Paper Title
A COMPARATIVE BENCHMARK OF MACHINE LEARNING AND DEEP TEMPORAL MODELS FOR URBAN LOAD FORECASTING

Abstract
The accelerated urbanization and electrification have stimulated an unprecedented increase in the electricity consumption of cities and made efficient short-term load prediction imperative to the reliable functioning of electrical grids and to intelligent economic planning. The challenge faced by high-resolution prediction is especially due to the non-linearity of demand behaviour as intrinsically problematic, the unpredictability of weather, and the changing utilization patterns. This paper proposes an analytical reference framework of the ultra-short-term power demand forecasting of cities, based on a multi-year dataset of the city of Delhi which is measured at every five minutes and enhanced with meteorological measurements. It has designed coherent preprocessing and feature-engineering pipeline to include temporal cycle, autoregressive memory and environmental context.

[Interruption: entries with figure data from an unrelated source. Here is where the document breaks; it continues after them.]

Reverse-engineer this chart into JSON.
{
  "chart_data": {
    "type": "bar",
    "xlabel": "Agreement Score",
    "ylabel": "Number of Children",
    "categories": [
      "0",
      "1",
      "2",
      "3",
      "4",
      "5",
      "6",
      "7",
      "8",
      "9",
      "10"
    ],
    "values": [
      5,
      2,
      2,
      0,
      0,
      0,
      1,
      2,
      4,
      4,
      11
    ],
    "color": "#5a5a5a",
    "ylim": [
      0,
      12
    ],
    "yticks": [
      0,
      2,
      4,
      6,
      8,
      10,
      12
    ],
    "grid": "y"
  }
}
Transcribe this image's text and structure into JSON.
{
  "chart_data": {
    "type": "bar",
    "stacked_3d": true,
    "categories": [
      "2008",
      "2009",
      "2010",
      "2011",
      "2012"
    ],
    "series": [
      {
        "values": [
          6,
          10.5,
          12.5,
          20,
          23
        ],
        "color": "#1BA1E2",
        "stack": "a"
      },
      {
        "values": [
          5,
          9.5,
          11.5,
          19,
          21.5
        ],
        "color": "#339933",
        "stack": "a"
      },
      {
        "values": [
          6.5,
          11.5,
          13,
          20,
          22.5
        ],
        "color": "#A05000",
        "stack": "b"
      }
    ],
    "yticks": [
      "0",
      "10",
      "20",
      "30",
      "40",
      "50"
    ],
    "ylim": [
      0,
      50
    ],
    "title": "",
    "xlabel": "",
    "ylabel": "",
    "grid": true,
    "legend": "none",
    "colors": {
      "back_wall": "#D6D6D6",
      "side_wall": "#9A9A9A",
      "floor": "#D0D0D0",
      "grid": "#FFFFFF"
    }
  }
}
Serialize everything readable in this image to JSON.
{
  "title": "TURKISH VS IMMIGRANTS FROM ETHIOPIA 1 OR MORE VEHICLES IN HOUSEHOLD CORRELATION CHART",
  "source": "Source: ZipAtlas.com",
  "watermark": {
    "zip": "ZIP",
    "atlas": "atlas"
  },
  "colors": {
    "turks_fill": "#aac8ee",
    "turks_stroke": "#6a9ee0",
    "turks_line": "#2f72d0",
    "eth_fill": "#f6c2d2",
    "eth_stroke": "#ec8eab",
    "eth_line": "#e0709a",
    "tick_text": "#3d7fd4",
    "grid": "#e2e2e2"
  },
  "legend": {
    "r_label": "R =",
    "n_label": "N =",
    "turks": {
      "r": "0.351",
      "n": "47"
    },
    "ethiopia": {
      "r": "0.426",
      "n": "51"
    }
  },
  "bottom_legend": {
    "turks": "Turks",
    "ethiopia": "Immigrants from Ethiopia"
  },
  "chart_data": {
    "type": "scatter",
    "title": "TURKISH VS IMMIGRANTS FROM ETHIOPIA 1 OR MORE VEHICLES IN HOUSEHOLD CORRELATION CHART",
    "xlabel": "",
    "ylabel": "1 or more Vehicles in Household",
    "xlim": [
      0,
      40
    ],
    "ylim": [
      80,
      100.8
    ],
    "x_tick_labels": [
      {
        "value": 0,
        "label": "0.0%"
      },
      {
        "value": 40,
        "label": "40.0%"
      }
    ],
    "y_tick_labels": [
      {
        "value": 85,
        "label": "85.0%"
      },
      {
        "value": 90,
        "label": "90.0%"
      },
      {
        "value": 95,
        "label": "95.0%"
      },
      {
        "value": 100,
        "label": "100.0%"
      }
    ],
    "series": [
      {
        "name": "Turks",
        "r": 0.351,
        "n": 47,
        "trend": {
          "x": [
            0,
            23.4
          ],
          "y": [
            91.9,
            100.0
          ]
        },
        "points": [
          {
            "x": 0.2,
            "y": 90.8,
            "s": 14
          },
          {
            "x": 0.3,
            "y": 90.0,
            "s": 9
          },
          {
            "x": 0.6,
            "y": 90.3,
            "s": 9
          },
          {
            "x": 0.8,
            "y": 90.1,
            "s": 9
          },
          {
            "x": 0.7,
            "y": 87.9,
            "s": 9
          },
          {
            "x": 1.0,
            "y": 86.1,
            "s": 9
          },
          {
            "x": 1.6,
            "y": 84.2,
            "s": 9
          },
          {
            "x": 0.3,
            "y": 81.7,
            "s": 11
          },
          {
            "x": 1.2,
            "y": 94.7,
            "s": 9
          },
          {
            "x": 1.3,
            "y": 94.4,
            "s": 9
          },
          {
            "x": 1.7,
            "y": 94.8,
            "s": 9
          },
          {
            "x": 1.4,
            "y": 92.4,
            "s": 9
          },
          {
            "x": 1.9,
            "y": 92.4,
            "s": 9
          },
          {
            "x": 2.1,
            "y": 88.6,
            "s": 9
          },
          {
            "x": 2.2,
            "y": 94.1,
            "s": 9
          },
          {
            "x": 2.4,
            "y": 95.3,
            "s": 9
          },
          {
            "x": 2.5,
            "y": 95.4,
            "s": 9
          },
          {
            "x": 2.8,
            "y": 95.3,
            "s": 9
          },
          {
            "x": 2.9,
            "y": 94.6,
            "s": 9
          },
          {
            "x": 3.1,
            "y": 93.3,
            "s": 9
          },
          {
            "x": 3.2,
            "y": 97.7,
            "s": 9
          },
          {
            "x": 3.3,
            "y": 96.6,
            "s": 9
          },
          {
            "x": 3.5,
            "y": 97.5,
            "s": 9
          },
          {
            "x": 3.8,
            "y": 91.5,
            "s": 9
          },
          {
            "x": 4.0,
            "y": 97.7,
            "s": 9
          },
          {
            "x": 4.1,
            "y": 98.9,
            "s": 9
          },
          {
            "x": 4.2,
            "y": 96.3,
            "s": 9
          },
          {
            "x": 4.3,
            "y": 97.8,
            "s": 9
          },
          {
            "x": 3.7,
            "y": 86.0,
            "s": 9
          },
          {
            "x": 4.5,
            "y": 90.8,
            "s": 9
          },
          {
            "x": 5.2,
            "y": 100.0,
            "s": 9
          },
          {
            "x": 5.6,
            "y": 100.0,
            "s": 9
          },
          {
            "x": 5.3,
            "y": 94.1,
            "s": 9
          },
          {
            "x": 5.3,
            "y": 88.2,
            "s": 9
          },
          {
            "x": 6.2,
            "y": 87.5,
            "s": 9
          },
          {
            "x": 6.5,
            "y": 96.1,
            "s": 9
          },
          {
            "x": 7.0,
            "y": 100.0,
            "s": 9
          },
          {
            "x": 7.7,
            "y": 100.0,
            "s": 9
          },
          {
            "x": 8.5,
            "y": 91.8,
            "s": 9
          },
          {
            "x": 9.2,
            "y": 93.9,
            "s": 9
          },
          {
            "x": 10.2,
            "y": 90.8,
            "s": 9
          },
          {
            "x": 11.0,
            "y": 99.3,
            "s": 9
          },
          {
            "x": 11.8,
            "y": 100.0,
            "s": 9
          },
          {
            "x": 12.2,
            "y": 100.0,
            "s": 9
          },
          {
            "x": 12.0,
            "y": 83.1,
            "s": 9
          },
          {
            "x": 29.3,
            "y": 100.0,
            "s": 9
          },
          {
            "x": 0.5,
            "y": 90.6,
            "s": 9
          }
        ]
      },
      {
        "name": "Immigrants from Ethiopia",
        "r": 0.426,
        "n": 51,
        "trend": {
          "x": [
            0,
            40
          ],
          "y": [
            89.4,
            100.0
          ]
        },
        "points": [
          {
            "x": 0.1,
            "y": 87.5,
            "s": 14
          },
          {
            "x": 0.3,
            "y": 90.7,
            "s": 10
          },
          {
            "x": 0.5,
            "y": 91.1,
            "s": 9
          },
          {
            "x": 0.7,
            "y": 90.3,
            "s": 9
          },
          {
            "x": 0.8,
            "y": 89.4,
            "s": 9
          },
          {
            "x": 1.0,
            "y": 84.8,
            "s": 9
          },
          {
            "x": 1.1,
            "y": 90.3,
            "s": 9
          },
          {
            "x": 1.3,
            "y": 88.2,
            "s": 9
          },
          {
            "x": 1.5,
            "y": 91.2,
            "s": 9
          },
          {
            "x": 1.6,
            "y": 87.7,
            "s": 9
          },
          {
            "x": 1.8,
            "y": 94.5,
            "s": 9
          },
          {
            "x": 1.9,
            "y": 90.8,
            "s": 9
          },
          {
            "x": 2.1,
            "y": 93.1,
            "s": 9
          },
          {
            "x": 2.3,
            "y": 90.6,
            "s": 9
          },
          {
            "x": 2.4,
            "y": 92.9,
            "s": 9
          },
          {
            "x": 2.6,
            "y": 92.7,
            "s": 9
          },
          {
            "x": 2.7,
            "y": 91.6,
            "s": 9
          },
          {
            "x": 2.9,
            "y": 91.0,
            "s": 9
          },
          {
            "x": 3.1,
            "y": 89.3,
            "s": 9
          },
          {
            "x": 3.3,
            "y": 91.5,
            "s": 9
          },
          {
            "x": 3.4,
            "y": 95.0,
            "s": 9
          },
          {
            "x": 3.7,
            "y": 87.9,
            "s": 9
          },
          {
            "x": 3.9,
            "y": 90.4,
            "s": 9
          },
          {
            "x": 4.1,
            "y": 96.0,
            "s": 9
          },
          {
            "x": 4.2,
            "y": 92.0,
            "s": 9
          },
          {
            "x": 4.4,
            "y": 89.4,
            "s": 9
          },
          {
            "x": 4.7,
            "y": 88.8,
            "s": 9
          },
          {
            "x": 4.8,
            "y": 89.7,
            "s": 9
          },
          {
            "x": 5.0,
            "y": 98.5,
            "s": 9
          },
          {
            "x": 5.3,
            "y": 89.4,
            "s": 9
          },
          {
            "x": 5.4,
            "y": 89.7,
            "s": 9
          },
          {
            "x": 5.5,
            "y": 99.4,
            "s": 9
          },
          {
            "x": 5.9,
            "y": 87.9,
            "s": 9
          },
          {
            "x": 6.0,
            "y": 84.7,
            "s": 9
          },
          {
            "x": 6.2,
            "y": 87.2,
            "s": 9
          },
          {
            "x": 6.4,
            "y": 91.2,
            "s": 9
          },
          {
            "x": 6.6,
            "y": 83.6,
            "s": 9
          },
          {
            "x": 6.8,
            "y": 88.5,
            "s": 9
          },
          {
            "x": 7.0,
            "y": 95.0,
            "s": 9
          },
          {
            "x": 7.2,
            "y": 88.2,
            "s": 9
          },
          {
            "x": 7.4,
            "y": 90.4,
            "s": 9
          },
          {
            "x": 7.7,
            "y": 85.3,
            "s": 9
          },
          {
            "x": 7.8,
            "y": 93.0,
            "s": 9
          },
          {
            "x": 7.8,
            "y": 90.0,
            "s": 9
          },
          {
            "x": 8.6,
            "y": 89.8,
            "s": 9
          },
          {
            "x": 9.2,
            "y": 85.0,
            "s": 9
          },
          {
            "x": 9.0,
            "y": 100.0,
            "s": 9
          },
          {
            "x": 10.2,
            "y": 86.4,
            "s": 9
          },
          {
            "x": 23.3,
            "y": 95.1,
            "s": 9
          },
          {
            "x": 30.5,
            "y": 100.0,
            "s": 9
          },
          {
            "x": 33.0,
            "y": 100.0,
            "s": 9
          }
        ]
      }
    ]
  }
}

Three or three symbolic modelling paradigms are thoroughly compared: a histogram-based gradient-boosting regress or of structured learning, a long-short-term memory network of sequential modelling and a temporal convolution network of the extraction of long-range dependencies. Empirical results show that gradient-boosting consists of the minimization of the forecasting error, with deep temporal models coming into the same competition but requiring more computational resources. Its results provide practical recommendations to utilities, which show that highly designed machine learned solutions can be very accurate with less operational complexity to be deployed in real-time. Keywords - Data analytics, deep learning, electricity demand forecasting, gradient boosting, load prediction, temporal convolution networks, time-series analysis, urban energy.